4 thoughts on “Free thinking

  1. Peter

    No suggestions here; just the same desire. I came over here from your comment on Dave’s post. I think your comment there and post here have served to crystalize my thinking. What I really need, until someone can find or make what you’re looking for, is to keep my feed reader up to date. It is far more meaningful to me than Facebook is. I find that I enjoy skimming it and clicking through, whereas I feel like I and many of my friends are living the shallow virtual life on Facebook that people used to (falsely) accuse us bloggers of living years ago. These days, Facebook makes blogging feel like real life to me, and real life has gotten bumped up to feeling like I guess heaven. So why ain’t I happy?

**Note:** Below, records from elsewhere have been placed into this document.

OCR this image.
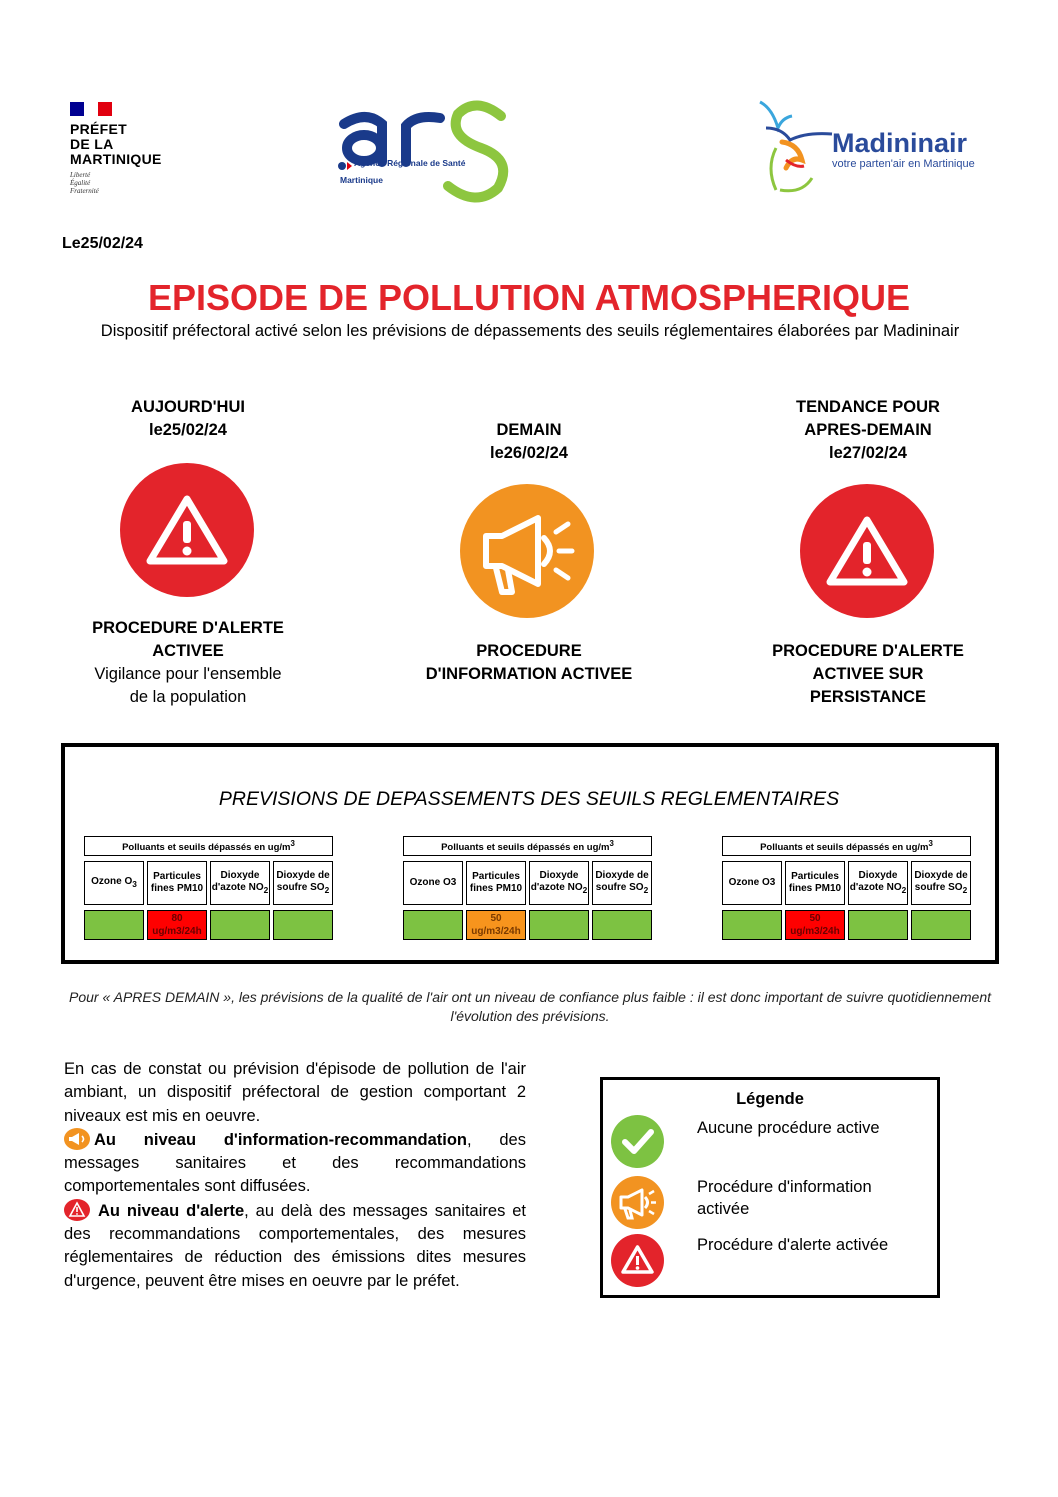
PRÉFET
DE LA
MARTINIQUE
Liberté
Égalité
Fraternité
Agence Régionale de Santé
Martinique
Madininair
votre parten'air en Martinique
Le25/02/24
EPISODE DE POLLUTION ATMOSPHERIQUE
Dispositif préfectoral activé selon les prévisions de dépassements des seuils réglementaires élaborées par Madininair
AUJOURD'HUI
le25/02/24
PROCEDURE D'ALERTE
ACTIVEE
Vigilance pour l'ensemble
de la population
DEMAIN
le26/02/24
PROCEDURE
D'INFORMATION ACTIVEE
TENDANCE POUR
APRES-DEMAIN
le27/02/24
PROCEDURE D'ALERTE
ACTIVEE SUR
PERSISTANCE
PREVISIONS DE DEPASSEMENTS DES SEUILS REGLEMENTAIRES
Polluants et seuils dépassés en $ug/m^3$

Ozone $O_3$	Particules fines PM10	Dioxyde d'azote $NO_2$	Dioxyde de soufre $SO_2$

	80 ug/m3/24h		
Polluants et seuils dépassés en $ug/m^3$

Ozone O3	Particules fines PM10	Dioxyde d'azote $NO_2$	Dioxyde de soufre $SO_2$

	50 ug/m3/24h		
Polluants et seuils dépassés en $ug/m^3$

Ozone O3	Particules fines PM10	Dioxyde d'azote $NO_2$	Dioxyde de soufre $SO_2$

	50 ug/m3/24h		
Pour « APRES DEMAIN », les prévisions de la qualité de l'air ont un niveau de confiance plus faible : il est donc important de suivre quotidiennement l'évolution des prévisions.

En cas de constat ou prévision d'épisode de pollution de l'air ambiant, un dispositif préfectoral de gestion comportant 2 niveaux est mis en oeuvre.

Au niveau d'information-recommandation, des messages sanitaires et des recommandations comportementales sont diffusées.

Au niveau d'alerte, au delà des messages sanitaires et des recommandations comportementales, des mesures réglementaires de réduction des émissions dites mesures d'urgence, peuvent être mises en oeuvre par le préfet.

Légende
Aucune procédure active
Procédure d'information activée
Procédure d'alerte activée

    It’s the feed reader. Yeah.

  2. rr Post author

    Thanks Peter. One of the more irritating things is wading through the duplication everywhere which seems to happen as a result of people wanting all their output to be seen on all the platforms they use. I suppose FriendFeed was intended originally to get around that but of course it’s just another multiplier. At the moment each “manufactured” social network seem to be like a big box with many individual compartments. Fine if you’re inside the box but no good if you’re not. And twitter is like throwing leaflets out of a helicopter. I realise I’m valuing the blogging space and the flexibility of rss feeds. But I do rather fancy the idea of flexible, ad-hoc collective comment spaces and only wish I even new where to start to try to make it happen. And another thing – would I ever have met half the people I count as dear online friends if I’d only been on Facebook? No way. It was blogs, writing and nuanced discussion which forged those links. Not the binary of “like” and “no comment”. Sheeesh.

  3. Peter

    Good point. All of my online relationships began with blogging, too.

    I really like the idea of collective comment spaces. Pingbacks aim for that (though I can’t have Pingbacks on my own blog because of the havoc they create from my frequent links to older posts). I also like using the “Press This” WordPress plugin to add snippets of posts I like to my blog’s home page. But neither is the same as the collective comment spaces you envision.